At this value of θ the joint density is

$$\displaystyle{f(t_{1},t_{2};\widehat{\theta }) = \frac{1} {2\pi \sqrt{v_{1 } v_{2}}}\exp \left \{-\frac{(t_{1}-\widehat{\theta })^{2}} {2v_{1}} -\frac{(t_{2}-\widehat{\theta })^{2}} {2v_{2}} \right \}}$$

and hence the likelihood for θ is

$$\displaystyle{\mathcal{L}(\theta;t_{1},t_{2}) = \frac{f(t_{1},t_{2};\theta )} {f(t_{1},t_{2};\widehat{\theta })} = \frac{ \frac{1} {2\pi \sqrt{v_{1 } v_{2}}} \exp \left \{-\frac{(t_{1}-\theta )^{2}} {2v_{1}} -\frac{(t_{2}-\theta )^{2}} {2v_{2}} \right \}} { \frac{1} {2\pi \sqrt{v_{1 } v_{2}}} \exp \left \{-\frac{(t_{1}-\widehat{\theta })^{2}} {2v_{1}} -\frac{(t_{2}-\widehat{\theta })^{2}} {2v_{2}} \right \}} }$$

or

$$\displaystyle\begin{array}{rcl} \mathcal{L}(\theta;t_{1},t_{2})& =& \exp \left \{ \frac{t_{1}\theta } {v_{1}} + \frac{t_{2}\theta } {v_{2}} - \frac{\theta ^{2}} {2v_{1}} - \frac{\theta ^{2}} {2v_{2}} - \frac{t_{1}\widehat{\theta }} {v_{1}} - \frac{t_{2}\widehat{\theta }} {v_{2}} + \frac{\widehat{\theta }^{2}} {2v_{1}} + \frac{\widehat{\theta }^{2}} {2v_{2}}\right \} {}\\ & =& \exp \left \{\theta \left ( \frac{t_{1}} {v_{1}} + \frac{t_{2}} {v_{2}}\right ) -\frac{\theta ^{2}} {2}\left ( \frac{1} {v_{1}} + \frac{1} {v_{2}}\right ) -\widehat{\theta }\left ( \frac{t_{1}} {v_{1}} + \frac{t_{2}} {v_{2}}\right )\right. {}\\ & & +\left.\frac{\widehat{\theta }^{2}} {2}\left ( \frac{1} {v_{1}} + \frac{1} {v_{2}}\right )\right \} {}\\ & =& \exp \left \{\theta \widehat{\theta }\left ( \frac{1} {v_{1}} + \frac{1} {v_{2}}\right ) -\frac{\theta ^{2}} {2}\left ( \frac{1} {v_{1}} + \frac{1} {v_{2}}\right ) -\frac{\widehat{\theta }^{2}} {2}\left ( \frac{1} {v_{1}} + \frac{1} {v_{2}}\right )\right \} {}\\ & =& \exp \left \{-\frac{1} {2}\left ( \frac{1} {v_{1}} + \frac{1} {v_{2}}\right )\left (\theta ^{2} - 2\theta \widehat{\theta } +\widehat{\theta } ^{2}\right )\right \} {}\\ & =& \exp \left \{-\left ( \frac{1} {v_{1}} + \frac{1} {v_{2}}\right )\frac{(\theta -\widehat{\theta })^{2}} {2} \right \} {}\\ & =& \exp \left \{\frac{(\theta -\widehat{\theta })^{2}} {2v} \right \} {}\\ \end{array}$$

where

$$\displaystyle{v = \frac{1} { \frac{1} {v_{1}} + \frac{1} {v_{2}} } }$$

which is a normal likelihood centered at \(\widehat{\theta }\) and curvature v.

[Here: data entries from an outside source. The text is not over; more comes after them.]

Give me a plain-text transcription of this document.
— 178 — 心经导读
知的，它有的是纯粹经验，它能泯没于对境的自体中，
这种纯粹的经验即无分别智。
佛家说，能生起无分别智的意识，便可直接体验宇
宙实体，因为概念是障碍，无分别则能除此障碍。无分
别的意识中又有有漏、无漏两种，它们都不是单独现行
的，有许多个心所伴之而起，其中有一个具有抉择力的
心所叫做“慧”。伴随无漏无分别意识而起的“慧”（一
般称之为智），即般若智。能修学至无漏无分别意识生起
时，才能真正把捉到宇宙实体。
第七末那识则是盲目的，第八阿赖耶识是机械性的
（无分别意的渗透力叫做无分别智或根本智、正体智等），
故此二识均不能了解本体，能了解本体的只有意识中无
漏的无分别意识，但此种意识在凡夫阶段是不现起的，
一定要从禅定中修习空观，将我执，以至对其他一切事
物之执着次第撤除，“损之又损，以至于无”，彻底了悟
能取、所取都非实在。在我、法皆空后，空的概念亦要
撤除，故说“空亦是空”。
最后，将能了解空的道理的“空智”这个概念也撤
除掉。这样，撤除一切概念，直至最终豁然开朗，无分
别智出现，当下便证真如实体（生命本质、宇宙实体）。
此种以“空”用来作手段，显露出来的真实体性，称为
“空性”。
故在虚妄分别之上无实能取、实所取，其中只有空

This is a likelihood version of the standard result that to combine unbiased uncorrelated estimators weight inversely as their variance and divide the result by the sum of the weights.

In general note that if we have \(\boldsymbol{x}_{1}\) observations from f(x; θ) and independent observations \(\boldsymbol{x}_{2}\) from f(x; θ) then the evidence for θ 1 vs θ 0 based on \((\boldsymbol{x}_{1},\boldsymbol{x}_{2})\) is

$$\displaystyle{\frac{f(\boldsymbol{x}_{1},\boldsymbol{x}_{2};\theta _{1})} {f(\boldsymbol{x}_{1},\boldsymbol{x}_{2};\theta _{0})} = \left [\frac{f(\boldsymbol{x}_{1};\theta _{1})} {f(\boldsymbol{x}_{1};\theta _{0})}\right ]\left [\frac{f(\boldsymbol{x}_{2};\theta _{1})} {f(\boldsymbol{x}_{2};\theta _{0})}\right ]}$$

i.e., evidence is multiplicative.

17.5 Exercises

  1. 1.

    Suppose that X 1, X 2, , X n are iid, each Poisson with parameter λ. Let k = 8, n = 1, 10, 25. Draw graphs of the probability of misleading evidence for λ 1 = 2 vs λ 0 = 1.

  2. 2.

    Repeat Exercise 1 for the binomial with n = 10, 25, 100, 1000 and p = 0. 6 vs p = 0. 5.